Buck has spent 16 years on death row and was back there on Thursday. His execution scheduled for anytime after 6pm was halted when the Supreme Court issued a stay at 7:40pm. His reaction, according to a prison spokesman, "Praise the Lord! I feel good."
Buck's family cheered when they heard the news he would live to see another day and among the crowd was an unlikely ally -- one of his victims.
"Point blank to the chest," Phyllis Taylor said.
Taylor is Buck's sister and she was the only survivor that morning in 1995 when he shot his ex-girlfriend and another man to death in southwest Harris County. A jury convicted him of capital murder almost two years later.
Since then, he's been on death row, but on Thursday night, after he was moved to Huntsville to await the death chamber and while his family protested outside, the Supreme Court issued a stay. They will review an appeal in his case after his lawyers argued his sentence was unfair based on a Conroe psychologist's testimony that black people were more likely to commit future violence.
Taylor says she has forgiven her brother and calls the court's decision a victory.
"We just thank God for another chance," she said.

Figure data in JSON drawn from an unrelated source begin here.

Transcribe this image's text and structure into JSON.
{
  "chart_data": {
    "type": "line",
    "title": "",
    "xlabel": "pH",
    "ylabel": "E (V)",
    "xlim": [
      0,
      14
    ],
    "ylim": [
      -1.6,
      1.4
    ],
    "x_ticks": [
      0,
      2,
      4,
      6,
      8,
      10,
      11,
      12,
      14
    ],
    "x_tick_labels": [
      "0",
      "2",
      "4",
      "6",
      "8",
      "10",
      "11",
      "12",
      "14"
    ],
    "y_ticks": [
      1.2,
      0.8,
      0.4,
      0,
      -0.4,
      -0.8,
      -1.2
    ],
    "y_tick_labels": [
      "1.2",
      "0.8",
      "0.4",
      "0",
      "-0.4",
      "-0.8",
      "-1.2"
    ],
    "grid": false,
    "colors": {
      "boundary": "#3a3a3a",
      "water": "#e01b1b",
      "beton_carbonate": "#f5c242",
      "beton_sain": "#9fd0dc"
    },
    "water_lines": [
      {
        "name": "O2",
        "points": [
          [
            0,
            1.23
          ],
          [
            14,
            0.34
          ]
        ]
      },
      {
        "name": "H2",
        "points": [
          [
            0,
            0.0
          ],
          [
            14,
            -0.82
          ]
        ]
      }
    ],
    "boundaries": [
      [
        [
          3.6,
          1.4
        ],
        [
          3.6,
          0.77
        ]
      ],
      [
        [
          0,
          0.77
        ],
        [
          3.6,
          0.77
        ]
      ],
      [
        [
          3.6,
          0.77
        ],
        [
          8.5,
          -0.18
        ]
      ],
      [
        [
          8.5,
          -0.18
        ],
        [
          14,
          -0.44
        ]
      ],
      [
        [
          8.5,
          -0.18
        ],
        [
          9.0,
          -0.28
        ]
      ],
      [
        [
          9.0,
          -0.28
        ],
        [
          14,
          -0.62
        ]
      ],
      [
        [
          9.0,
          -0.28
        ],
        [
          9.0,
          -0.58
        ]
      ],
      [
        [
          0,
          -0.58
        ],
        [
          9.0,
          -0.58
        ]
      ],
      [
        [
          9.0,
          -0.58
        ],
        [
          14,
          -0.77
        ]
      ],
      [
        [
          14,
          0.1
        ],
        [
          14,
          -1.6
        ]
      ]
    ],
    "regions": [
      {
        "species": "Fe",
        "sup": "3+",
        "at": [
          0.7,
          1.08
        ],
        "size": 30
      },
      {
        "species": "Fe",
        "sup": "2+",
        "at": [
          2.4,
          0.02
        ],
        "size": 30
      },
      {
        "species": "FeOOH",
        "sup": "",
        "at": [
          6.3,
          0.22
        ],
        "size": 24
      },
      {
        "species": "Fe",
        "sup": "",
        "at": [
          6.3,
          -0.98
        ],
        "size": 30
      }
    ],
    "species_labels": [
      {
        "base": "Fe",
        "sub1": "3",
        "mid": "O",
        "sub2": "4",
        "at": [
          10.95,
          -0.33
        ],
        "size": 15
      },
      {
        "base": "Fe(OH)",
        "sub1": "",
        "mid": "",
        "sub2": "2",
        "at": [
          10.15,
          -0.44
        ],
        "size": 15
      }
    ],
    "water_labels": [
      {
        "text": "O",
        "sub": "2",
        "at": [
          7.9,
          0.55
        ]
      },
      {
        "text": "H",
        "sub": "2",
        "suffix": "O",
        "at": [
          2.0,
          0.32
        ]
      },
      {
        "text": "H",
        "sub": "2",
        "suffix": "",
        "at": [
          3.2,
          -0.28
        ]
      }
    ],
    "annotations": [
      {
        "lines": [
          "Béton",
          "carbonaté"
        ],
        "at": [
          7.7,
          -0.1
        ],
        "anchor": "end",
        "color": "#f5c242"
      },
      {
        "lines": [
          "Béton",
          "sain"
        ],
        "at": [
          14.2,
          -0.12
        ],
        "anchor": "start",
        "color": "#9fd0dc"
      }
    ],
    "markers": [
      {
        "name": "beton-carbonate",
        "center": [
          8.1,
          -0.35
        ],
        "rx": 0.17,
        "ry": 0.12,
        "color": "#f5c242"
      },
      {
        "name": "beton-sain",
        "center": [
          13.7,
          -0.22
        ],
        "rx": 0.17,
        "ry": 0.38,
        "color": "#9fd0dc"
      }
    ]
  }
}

Buck's family now hopes for a new sentencing trial. Other cases based on the same psychologist's testimony have been re-tried.
State Senator Rodney Ellis said he was pleased with the decision but disappointed the federal courts had to intervene. Buck's lawyers had requested a reprieve from Gov. Rick Perry and we still haven't gotten a response from his office. It could be moths before the Supreme Court issues a final ruling.